On a state level, 11 states now have two-person crew mandates: Arizona, California, Colorado, Kansas, Minnesota, Nevada, New York, Ohio, Washington, West Virginia and Wisconsin. Illinois also passed a law, but a federal judge ruled that it was preempted by federal law.

“Common sense tells us that large freight trains, some of which can be over three miles long, should have at least two crew members on board—and now there’s a federal regulation in place to ensure trains are safely staffed,” said U.S. Transportation Secretary Pete Buttigieg, in a statement. “This rule requiring safe train crew sizes is long overdue, and we are proud to deliver this change that will make workers, passengers and communities safer.”

The FRA reviewed and considered 13,500 written comments received during a 146-day “comment” period—in addition to the testimony from a one-day public hearing—to finalize the rule.

One-person crews haven’t been wiped out entirely with the mandate. Those seeking approval for one-person operations must submit an annual report to the FRA summarizing the safety of the operation.

The Association of American Railroads (AAR) is not thrilled with the ruling, citing a “lack of evidence” connecting crew size to rail safety. The association observed that FRA abandoned a similar rule in 2019, with the federal agency determining that there was not enough data to support the need for more than one person in the cab of a train.

“FRA is doubling down on an unfounded and unnecessary regulation that has no proven connection to rail safety,” said AAR president and CEO Ian Jefferies in a statement. “Instead of prioritizing data-backed solutions to build a safer future for rail, FRA is looking to the past and upending the collective bargaining process.”

The FRA argues that a second crew member performs important safety functions that could be lost when reducing crew size to a single person. Without the final rule in place, the FRA says railroads could initiate single-crew operations without performing a rigorous risk assessment, mitigating known risks, or even notifying the agency.
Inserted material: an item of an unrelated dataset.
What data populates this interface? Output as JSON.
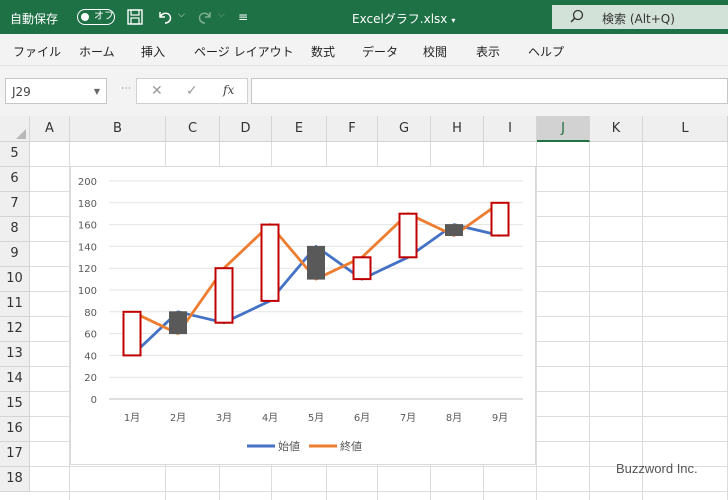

Unions like the International Association of Sheet Metal, Air, Rail, and Transportation Workers-Transportation Division (SMART-TD), the Teamsters, the Brotherhood of Locomotive Engineers and Trainmen and the Transportation Trades Department (TTD) of the AFL-CIO all applauded the decision.

Support for a two-person crew goes hand in hand with concerns about employment within the rail transportation sector. According to data from the Bureau of Labor Statistics, 153,000 people were employed by the sector in January 2024, up 6.7 percent from the 143,400 two years prior. But total employment is still down at a 26.4 percent clip from the 208,000 working in the field in January 2015.
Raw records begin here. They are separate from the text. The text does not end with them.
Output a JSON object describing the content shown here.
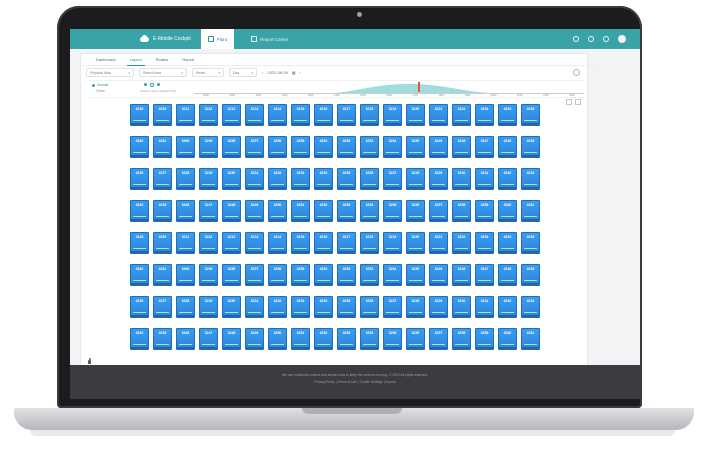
{
  "app": {
    "brand": "E-Mobile Cockpit",
    "tabs": [
      {
        "label": "Plant",
        "active": true
      },
      {
        "label": "Report Center",
        "active": false
      }
    ]
  },
  "subtabs": [
    {
      "label": "Dashboard",
      "active": false
    },
    {
      "label": "Layout",
      "active": true
    },
    {
      "label": "Routes",
      "active": false
    },
    {
      "label": "Report",
      "active": false
    }
  ],
  "filters": {
    "map": "Physical Map",
    "hall": "Select Area",
    "mode": "Reset",
    "period": "Day",
    "date": "2022-06-09"
  },
  "status": {
    "normal_label": "Normal",
    "other_label": "Other",
    "note": "SELECT EACH SELECTION"
  },
  "timeline_labels": [
    "0900",
    "1000",
    "1100",
    "1200",
    "1300",
    "1400",
    "1500",
    "1600",
    "1700",
    "1800",
    "1900",
    "2000",
    "2100",
    "2200",
    "2300"
  ],
  "timeline_marker": 0.58,
  "slot_rows": [
    [
      "3218",
      "3263",
      "3211",
      "3232",
      "3212",
      "3213",
      "3214",
      "3215",
      "3216",
      "3217",
      "3218",
      "3219",
      "3220",
      "3221",
      "3222",
      "3223",
      "3224",
      "3225"
    ],
    [
      "3262",
      "3261",
      "3260",
      "3259",
      "3258",
      "3257",
      "3256",
      "3255",
      "3254",
      "3253",
      "3252",
      "3251",
      "3250",
      "3249",
      "3248",
      "3247",
      "3246",
      "3245"
    ],
    [
      "3226",
      "3227",
      "3228",
      "3229",
      "3230",
      "3231",
      "3232",
      "3233",
      "3234",
      "3235",
      "3236",
      "3237",
      "3238",
      "3239",
      "3240",
      "3241",
      "3242",
      "3243"
    ],
    [
      "3244",
      "3245",
      "3246",
      "3247",
      "3248",
      "3249",
      "3250",
      "3251",
      "3252",
      "3253",
      "3254",
      "3255",
      "3256",
      "3257",
      "3258",
      "3259",
      "3260",
      "3261"
    ],
    [
      "3118",
      "3263",
      "3211",
      "3232",
      "3212",
      "3213",
      "3214",
      "3215",
      "3216",
      "3217",
      "3218",
      "3219",
      "3220",
      "3221",
      "3222",
      "3223",
      "3224",
      "3225"
    ],
    [
      "3262",
      "3261",
      "3260",
      "3259",
      "3258",
      "3257",
      "3256",
      "3255",
      "3254",
      "3253",
      "3252",
      "3251",
      "3250",
      "3249",
      "3248",
      "3247",
      "3246",
      "3245"
    ],
    [
      "3226",
      "3227",
      "3228",
      "3229",
      "3230",
      "3231",
      "3232",
      "3233",
      "3234",
      "3235",
      "3236",
      "3237",
      "3238",
      "3239",
      "3240",
      "3241",
      "3242",
      "3243"
    ],
    [
      "3244",
      "3245",
      "3246",
      "3247",
      "3248",
      "3249",
      "3250",
      "3251",
      "3252",
      "3253",
      "3254",
      "3255",
      "3256",
      "3257",
      "3258",
      "3259",
      "3260",
      "3261"
    ]
  ],
  "footer": {
    "line1": "We use functional cookies and similar tools to keep the services running. © 2022 All rights reserved.",
    "line2": "Privacy Policy | Terms of Use | Cookie Settings | Imprint"
  },
  "colors": {
    "accent": "#3aa3a7",
    "slot": "#2f8ee0",
    "footer": "#3b3c3f"
  }
}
The move comes as beleaguered Class I railroad Norfolk Southern is under fire from an activist investor, Ancora Holdings, which wants to overhaul the company’s board and replace CEO Alan Shaw.

As part of its shakeup proposal, Ancora says every train operating on a mainline would have a two-person crew, calling it “one of the very best ways to enhance operational safety and empower operators to identify, assess and resolve problems.”
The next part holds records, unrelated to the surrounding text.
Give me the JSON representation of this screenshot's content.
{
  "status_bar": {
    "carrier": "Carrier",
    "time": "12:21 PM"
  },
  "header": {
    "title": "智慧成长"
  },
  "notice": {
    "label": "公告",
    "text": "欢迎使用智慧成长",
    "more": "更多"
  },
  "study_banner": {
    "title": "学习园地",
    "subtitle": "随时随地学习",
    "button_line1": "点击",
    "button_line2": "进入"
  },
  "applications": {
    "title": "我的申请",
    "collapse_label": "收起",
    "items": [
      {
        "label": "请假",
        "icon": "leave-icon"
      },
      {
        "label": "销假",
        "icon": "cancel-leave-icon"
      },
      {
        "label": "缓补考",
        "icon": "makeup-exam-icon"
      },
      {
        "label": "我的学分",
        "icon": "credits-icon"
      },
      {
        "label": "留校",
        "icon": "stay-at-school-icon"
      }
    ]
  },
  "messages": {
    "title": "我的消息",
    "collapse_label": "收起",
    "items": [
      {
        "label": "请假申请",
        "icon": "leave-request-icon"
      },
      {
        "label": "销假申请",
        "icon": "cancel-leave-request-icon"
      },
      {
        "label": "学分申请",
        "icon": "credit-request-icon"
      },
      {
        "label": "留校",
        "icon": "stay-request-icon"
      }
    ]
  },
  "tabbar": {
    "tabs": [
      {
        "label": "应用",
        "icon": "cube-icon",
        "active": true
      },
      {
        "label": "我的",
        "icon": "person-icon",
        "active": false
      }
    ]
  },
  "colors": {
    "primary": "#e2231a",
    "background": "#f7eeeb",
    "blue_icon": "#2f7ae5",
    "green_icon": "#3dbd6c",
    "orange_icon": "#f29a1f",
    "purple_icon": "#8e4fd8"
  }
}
Like the AAR, Shaw has been opposed to the two-person crew mandate. The East Palestine, Ohio train derailment that set off the rail safety conversation last year had three crew members on board—an engineer, a conductor and a trainee—suggesting that the number of crew members didn’t prevent the accident from happening.

Instead, the AAR is vouching for extensive employee training and private investments in technology and infrastructure to improve rail safety. The lobbying group highlighted how these decisions have already driven “tangible” results, noting that the casualty rate for Class I railroad employees has dropped by 63 percent since 2000, reaching an all-time low in 2023.

Additionally, the association said the overall train accident rate is down 27 percent since 2000 and 6 percent since 2022.